They text Vollmer to tell her how much they love having her at practice.
“To know that they still value me being with them, and training with them and smiling at the end of the lane, meant a lot to me,” Vollmer said.
Most 30-somethings don’t spend time with the current students at their alma mater. But among U.S. Olympic swimmers, more of whom are competing into their 30s, it is a growing trend.
The 2016 U.S. Olympic roster in Rio de Janeiro featured five swimmers who were at least 30. In the previous four Olympics combined, only four American swimmers 30 or older made the team.
“I don’t know where I would go if I wasn’t allowed to train with the college team,” Vollmer said.
Katie Ledecky, who grew up in Bethesda, turned pro in late March, forgoing her final two years of eligibility at Stanford. Still, she will train at Stanford in preparation for the 2020 Olympics in Tokyo.

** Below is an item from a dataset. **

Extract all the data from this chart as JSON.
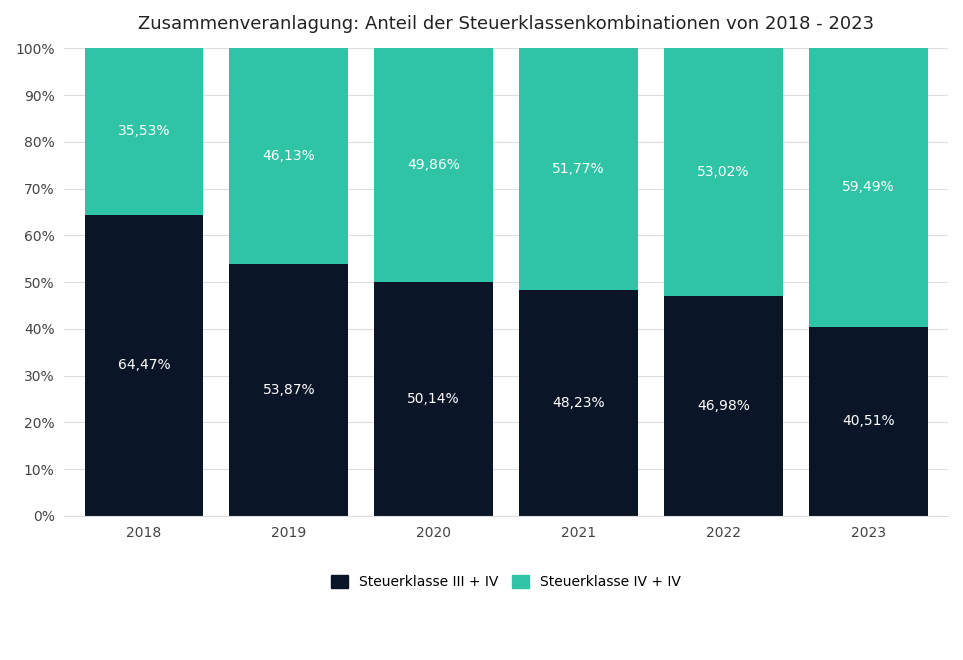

Staying at Stanford will help her “continue to keep my focus on what it’s always been, which is on my studies and my swimming,” Ledecky said during a recent appearance at the National Press Club.
Similarly, Missy Franklin, who made her Olympic debut as a 17-year-old in London in 2012, recently relocated to the University of Georgia to train with the Bulldogs and finish college.
Swimmers are not the only Olympic athletes who continue to train at a college even after they graduate. Track and field athletes, for example, usually train wherever their coaches are. For some, that’s on a college campus.
But the trend seems more prominent in swimming: Every swimmer on the 2016 U.S. Olympic roster trained at a college at some point.
“There are really no other places to train in the U.S. other than post-grad teams [affiliated with] college teams,” said Franklin, who swam for Cal before turning pro in 2015.
Many swimmers find a college team environment is better than training individually.
“Being able to get competitive with some guys every day is really key,” said three-time Olympic gold medalist Ryan Murphy, who also trains at Cal, his alma mater. “I don’t think I’d be able to go as fast as I do without that.”
The NCAA allows swimmers who no longer are eligible to compete for a college team to train alongside one “on an occasional basis,” said Steve Flippen, Georgia’s director of compliance.
“The NCAA likes to throw in ‘occasional,’ but they don’t define it,” Flippen said. “It’s one of those things that’s on a case-by-case basis.”
The transition from juggling classes and training to solely focusing on swimming can be a challenge.
“I think it’s probably not talked about enough how hard the transition is, going from a collegiate athlete to a professional athlete,” Franklin said. “After college, you really do miss that sense of team and camaraderie.”
The swimmers at Georgia recognize the importance of staying close. On Wednesday nights, they play pool at a downtown bar.
“It’s nice because it keeps us normal,” said Olivia Smoliga, a 2016 Olympic relay gold medalist. “We’re professional athletes, which is really cool, but at the end of the day . . . I still feel like a college kid.”
For Vollmer, getting back into training after the birth of her second son was not easy. She finished last in sets and missed pace times. What helped was hearing from Cal swimmers Amy Bilquist and Abbey Weitzeil, as well as fellow professional Farida Osman.
Osman would text Vollmer the weekly schedule for workouts. “She’ll call me out and be like: ‘You better be there. It’s just me and you. Don’t leave me there,’ ” Vollmer said.
When she was nine months pregnant with her first son, who was born in March 2015, Vollmer asked Cal Coach Teri McKeever whether she could come back and train with her leading up to the 2016 Olympics. In Rio, she became the first American mother to win a swimming gold medal, in the 4x100 medley relay.
“If Teri were to leave, I would follow her, most likely,” Vollmer said. “It is finding a coach that works well with you and that you know how to communicate with.”
Thanks to the record-setting success of Michael Phelps and Ledecky, swimming has become a more viable profession. In addition to sponsorships, swimmers can earn stipends from USA Swimming of up to $3,000 per month, said national team managing director Lindsay Mintenko.
“Looking to the future, USA Swimming, with the help of current and past swimmers, can really create a better plan,” Franklin said, “and give some more options to those professional athletes who want to keep training after college.”
Georgia Coach Jack Bauerle, who helps direct the second-largest group of 2016 U.S. Olympian postgraduates training alongside college swimmers (Cal’s group being the largest), said balancing two sets of training regimens isn’t easy. He described “long nights” of creating workouts for the pros during critical parts of the college season. But Bauerle sees the benefit of having Olympic medalists in the water with his college swimmers — as do the pros themselves.
“There are little things here and there that I can do or say to help them along their journey,” five-time Olympic medalist Nathan Adrian said of the college swimmers with whom he trains at Cal. “On the flip side of that, I think they offer camaraderie and friendship to me in this journey, where swimming can be pretty lonesome and boring if you’re just doing it alone.”